Cette journée d’étude devait être présentée le 21 avril 2020 et a été annulée en raison de la pandémie.

Crédit de l’image: Marc Burckhardt, Cassandra, Acrylique et huile sur panneau de bois.

Communications de l’événement

Justine Robidas

Avoir le dernier mot: problématiques de la vérité fictionnelle dans la «Troisième Continuation du Conte du Graal»

Justine Robidas présente quelques-unes des «stratégies narratives et énonciatives» utilisées par Manessier, auteur de la Troisième Continuation du Conte de Graal (1225), «dans le but de montrer la préséance de sa version du fait fictionnel sur les autres versions possibles et la production d’une propre vérité fictionnelle qui consacre la fin des aventures de Perceval.»

Florence Brassard

«Égarer le lecteur» comme on envoie les naïfs «se noyer au couchant». Présences de l’alchimie dans «La Réfutation majeure» de Pierre Senges

«La Réfutation majeure est un texte présenté comme la version française, établie en 2004, d’un texte attribué à Antonio de Guevera (1480-1548), qui était le confesseur et le conseiller de l’empereur Charles Quint. Se glissant dans la peau de ce personnage historique, Pierre Senges, qui est le véritable auteur de ce livre, déploie un redoutable arsenal rhétorique afin de démontrer que l’Amérique est une invention. Selon Guevara, le narrateur, c’est une lecture littérale, donc erronée, des métaphores d’un traité d’alchimie qui se trouverait à l’origine de cette vaste supercherie.
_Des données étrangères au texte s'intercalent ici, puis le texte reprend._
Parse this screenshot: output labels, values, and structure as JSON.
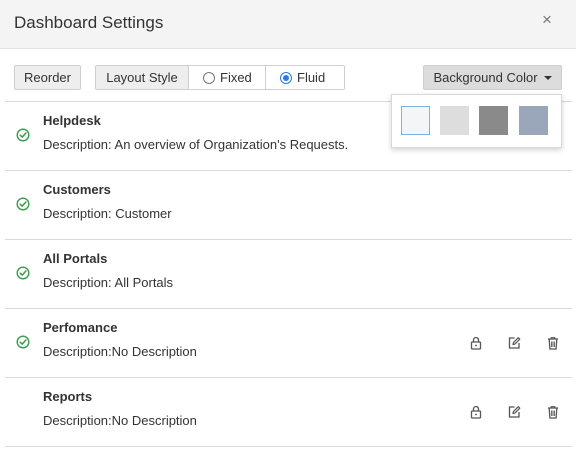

Lui-même pétri d’une connaissance approfondie de cette discipline, Guevara se sert pour dénoncer ce grand mensonge du même vocabulaire et des mêmes procédés qui ont, selon lui, servi à l’alimenter. Outre de nombreux appels explicites à la science d’Hermès, plusieurs symboles associés à l’alchimie sont ainsi mobilisés par le narrateur et mis au service de son entreprise de persuasion. Comme l’a expliqué Aristote, la persuasion ne repose pas sur la vérité, mais bien sur le vraisemblable et l’opinion. En un mot: sur la doxa. Mais comment comprendre la conception de cette doxa et de ses effets sur le texte dans le cas d’un livre doté d’un double contexte d’écriture presque 500 ans séparant le contexte historique de l’écriture prétendue et celui de l’écriture réelle?» C’est ce que Florence Brassard explore dans sa communication.

Marion Gingras-Gagné

«Si je parle, je m’invente.» Parole féminine, mensonge et performativité dans le roman «Roux clair naturel» de Fanie Demeule

Marion Gingras-Gagné propose une communication qui se divise en deux parties. D’abord, elle introduit «diverses figures de menteuses» et, à partir de celles-ci, propose «des avenues théoriques afin de dresser un portrait général des questions» qui traversent sa thèse. Puis, la participante nous présente une étude de cas, celle de la menteuse dans le roman Roux clair naturel de Fanie Demeule. Elle tente ainsi «de mettre en évidence certaines idées reliées aux concepts de prise de pouvoir et d’agentivité.»

Ophélie Langlois

«Brûler et partir en fumée»: la symbolique du feu dans «Visage de feu» de Marius von Mayenburg

«Depuis les années 1980, la production dramaturgique allemande se démarque par une vision apocalyptique de la société. Cette vision pessimiste de l’avenir persiste dans les productions théâtrales des années 1990 en Allemagne.» Ophélie Langlois propose une étude de la pièce Visage de feu, créée en 1997 par le dramaturge allemand Marius von Mayenburg, qui illustre bien cette continuation. «Dans cette œuvre théâtrale, le lecteur s’immisce dans la famille de Kurt, un jeune garçon qui vit sa puberté et son existence en société de manière problématique.» La participante observe, entre autres, comment «les contestations identitaires de Kurt sont accentuées par son univers social anxiogène», tant «sa maison familiale» que «la société environnante qui l’aliènent.»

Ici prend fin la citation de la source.